I've recently spent quite a bit of time digging into the customer side of Ariba's business, and plan to share what I've learned early next week on Spend Matters. I also plan to dig into some of the news from their analyst call that is taking place as I write. But in the meantime, if Ariba's latest quarterly and fiscal year results are any indication of where the company is headed, it's clear that their SaaS transition is proceeding and that they're continuing to weather the overall economic storm (although year-over-year revenues have declined, owing primarily -- at least from my observations -- to a challenging services environment). Moreover, at least on certain fronts, this is a company that has some degree of bifurcation within its customer base regarding overall Ariba support, direction and impression (i.e., net positive vs. net negative). But in general, based upon my research, the majority of SaaS customers appear satisfied -- with the occasional exception, mind you -- and this is where Ariba is clearly placing its growth bets from a software standpoint.
How did Ariba perform in the latest quarter? Stay tuned for my specific analysis of the numbers following the conference call later this week or next. But for now, I'll posit that overall, the numbers do not suggest a company that is performing any worse than its peer group, and in fact is performing significantly better than some.
According to Reuters, Ariba beat its quarterly earnings estimates by a penny a share. And they "added 40 new customers in the fourth quarter and closed 15 transactions over $1 million, including six software deals over $1 million. On-demand product deals totalled [SIC] 231." This translates to net income of 6 cents a year vs. an 8 cents per share loss from the same period in 2008. Perhaps most interesting from a numbers perspective is that the company managed to improve the health of its balance sheet to the tune of a $40 million increase in cash and cash equivalents over the last 12 months.
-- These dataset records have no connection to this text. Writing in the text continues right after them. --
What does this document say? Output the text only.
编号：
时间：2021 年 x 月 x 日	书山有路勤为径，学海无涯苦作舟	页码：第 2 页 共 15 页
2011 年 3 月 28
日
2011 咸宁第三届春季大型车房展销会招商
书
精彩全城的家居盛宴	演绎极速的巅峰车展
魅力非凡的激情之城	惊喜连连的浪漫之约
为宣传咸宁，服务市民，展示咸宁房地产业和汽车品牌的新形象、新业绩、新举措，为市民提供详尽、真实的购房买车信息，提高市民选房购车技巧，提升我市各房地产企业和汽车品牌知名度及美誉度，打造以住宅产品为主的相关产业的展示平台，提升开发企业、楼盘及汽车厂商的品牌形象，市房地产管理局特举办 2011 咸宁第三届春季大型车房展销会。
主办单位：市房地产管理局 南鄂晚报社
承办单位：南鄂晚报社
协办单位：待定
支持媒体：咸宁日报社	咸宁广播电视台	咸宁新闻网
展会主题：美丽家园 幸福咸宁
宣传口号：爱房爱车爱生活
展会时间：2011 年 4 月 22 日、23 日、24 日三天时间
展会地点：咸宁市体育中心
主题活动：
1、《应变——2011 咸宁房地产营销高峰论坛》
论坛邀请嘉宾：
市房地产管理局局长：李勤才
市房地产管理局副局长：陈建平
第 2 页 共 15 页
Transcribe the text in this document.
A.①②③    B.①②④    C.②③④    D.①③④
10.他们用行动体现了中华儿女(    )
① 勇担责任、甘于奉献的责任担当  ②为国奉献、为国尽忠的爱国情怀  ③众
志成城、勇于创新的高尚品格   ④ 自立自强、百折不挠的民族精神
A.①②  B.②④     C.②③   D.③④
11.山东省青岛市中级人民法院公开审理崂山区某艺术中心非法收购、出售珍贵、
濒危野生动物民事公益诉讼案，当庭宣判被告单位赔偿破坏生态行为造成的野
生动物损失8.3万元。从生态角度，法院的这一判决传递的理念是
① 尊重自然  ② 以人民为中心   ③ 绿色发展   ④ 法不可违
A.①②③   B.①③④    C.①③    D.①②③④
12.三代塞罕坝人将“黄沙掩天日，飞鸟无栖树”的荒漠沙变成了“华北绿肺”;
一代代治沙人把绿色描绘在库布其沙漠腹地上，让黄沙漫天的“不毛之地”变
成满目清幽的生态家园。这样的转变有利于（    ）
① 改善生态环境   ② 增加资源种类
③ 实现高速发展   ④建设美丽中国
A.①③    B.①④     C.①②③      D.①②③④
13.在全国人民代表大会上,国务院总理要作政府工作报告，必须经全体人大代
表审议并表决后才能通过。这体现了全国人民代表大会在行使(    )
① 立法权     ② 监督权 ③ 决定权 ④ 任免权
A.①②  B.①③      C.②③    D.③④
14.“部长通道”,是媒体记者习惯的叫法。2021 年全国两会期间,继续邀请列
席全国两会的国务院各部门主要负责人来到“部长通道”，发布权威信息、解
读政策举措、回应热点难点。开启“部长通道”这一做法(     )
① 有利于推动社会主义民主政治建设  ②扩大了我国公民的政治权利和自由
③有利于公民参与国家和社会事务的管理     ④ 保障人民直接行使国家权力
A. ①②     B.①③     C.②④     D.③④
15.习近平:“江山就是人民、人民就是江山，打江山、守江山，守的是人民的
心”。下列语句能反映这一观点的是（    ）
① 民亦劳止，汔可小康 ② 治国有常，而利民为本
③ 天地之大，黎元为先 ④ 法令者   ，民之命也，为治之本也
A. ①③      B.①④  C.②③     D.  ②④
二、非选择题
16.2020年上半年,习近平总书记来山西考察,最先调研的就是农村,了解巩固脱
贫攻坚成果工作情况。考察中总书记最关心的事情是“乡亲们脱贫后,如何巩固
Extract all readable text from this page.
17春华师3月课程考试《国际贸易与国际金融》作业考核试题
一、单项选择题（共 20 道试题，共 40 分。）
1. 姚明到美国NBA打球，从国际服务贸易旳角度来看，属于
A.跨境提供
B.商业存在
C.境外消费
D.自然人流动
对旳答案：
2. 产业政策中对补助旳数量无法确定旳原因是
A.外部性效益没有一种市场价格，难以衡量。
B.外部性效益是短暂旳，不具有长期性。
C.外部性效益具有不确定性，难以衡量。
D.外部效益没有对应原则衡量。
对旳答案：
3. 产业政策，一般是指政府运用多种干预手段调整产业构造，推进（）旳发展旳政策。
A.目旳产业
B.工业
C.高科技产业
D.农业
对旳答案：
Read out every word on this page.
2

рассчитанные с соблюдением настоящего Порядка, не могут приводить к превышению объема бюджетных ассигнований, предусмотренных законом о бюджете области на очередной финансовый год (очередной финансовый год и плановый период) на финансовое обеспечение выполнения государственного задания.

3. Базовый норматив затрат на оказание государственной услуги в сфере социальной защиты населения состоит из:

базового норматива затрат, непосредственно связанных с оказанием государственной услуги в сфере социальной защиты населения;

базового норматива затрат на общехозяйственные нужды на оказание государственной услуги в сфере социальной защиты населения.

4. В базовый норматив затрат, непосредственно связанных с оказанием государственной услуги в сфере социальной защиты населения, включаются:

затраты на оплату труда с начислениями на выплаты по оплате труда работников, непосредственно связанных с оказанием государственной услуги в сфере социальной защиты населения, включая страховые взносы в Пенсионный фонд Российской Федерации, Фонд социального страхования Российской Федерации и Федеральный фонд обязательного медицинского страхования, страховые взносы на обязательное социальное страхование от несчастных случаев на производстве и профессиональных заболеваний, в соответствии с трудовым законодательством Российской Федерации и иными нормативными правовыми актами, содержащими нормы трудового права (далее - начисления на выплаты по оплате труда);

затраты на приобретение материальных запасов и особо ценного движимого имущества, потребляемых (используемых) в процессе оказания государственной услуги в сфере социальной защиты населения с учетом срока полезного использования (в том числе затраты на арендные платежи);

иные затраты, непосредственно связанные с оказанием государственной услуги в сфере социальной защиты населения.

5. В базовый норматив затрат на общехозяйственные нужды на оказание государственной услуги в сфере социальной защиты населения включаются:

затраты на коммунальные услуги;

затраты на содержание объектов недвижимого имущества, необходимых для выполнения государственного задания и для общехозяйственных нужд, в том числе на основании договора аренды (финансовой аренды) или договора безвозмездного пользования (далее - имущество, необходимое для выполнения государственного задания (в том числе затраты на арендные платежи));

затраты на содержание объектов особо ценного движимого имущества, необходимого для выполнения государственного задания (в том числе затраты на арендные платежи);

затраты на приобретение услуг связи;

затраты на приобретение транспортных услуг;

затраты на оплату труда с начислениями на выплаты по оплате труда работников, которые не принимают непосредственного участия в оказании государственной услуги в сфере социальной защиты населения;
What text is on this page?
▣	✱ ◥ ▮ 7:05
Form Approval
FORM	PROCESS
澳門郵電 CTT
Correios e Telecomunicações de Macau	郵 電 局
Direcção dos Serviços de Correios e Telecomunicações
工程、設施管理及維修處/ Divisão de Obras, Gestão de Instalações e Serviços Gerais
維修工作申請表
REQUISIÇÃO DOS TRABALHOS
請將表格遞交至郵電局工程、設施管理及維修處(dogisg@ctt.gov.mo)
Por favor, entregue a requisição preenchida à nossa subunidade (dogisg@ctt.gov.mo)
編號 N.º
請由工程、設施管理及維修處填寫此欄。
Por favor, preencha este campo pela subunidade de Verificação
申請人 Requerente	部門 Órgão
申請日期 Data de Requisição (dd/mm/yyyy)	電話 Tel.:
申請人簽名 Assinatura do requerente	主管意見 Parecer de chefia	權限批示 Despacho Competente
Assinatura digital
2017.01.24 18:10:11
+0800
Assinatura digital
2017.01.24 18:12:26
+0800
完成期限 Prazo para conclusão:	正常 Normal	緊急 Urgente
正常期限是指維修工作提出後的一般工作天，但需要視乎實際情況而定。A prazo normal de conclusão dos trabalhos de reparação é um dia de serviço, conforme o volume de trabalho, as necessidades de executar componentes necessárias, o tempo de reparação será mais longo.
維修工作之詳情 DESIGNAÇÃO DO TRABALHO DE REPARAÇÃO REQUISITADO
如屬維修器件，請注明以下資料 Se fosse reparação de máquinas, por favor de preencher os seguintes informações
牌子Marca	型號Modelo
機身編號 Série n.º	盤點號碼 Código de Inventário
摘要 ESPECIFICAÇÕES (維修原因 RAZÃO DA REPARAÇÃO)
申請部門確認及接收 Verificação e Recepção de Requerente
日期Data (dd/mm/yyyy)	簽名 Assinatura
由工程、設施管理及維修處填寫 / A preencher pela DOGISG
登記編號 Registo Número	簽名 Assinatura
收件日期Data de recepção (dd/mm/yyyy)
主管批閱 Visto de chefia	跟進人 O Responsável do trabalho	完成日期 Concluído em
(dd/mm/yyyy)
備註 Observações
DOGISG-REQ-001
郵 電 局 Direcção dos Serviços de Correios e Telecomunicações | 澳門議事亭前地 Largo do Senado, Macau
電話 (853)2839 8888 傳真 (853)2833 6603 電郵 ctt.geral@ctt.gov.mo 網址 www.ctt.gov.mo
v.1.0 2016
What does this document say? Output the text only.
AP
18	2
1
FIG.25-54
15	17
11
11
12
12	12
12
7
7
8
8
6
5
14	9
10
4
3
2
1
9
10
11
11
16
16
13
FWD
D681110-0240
I have personally seen a number of new deals of late where Ariba has done a good job winning over prospects in relation to the competition. That has been due in part to what appears to be more aggressive pricing, a better story around SaaS P2P (from an integration standpoint vs. when it first came out in an On Demand model) and some competitive follies and missteps from key competitors both overall and in particular deal situations, particularly on the ERP side. I suspect, however, that as SAP continues to push its new solutions such as spend visibility and SRM 7.0 and its partner-driven On Demand business model, that Ariba will have at least a slightly more challenging time in the quarters ahead when it comes to direct face-offs with their main ERP rival. In addition, the latest news out of the Oracle -- stay tuned for continued coverage later this week and next on the news out of Open World -- will no-doubt contribute to additional competition in the areas of spend visibility (including classification), P2P, e-sourcing and supplier information management.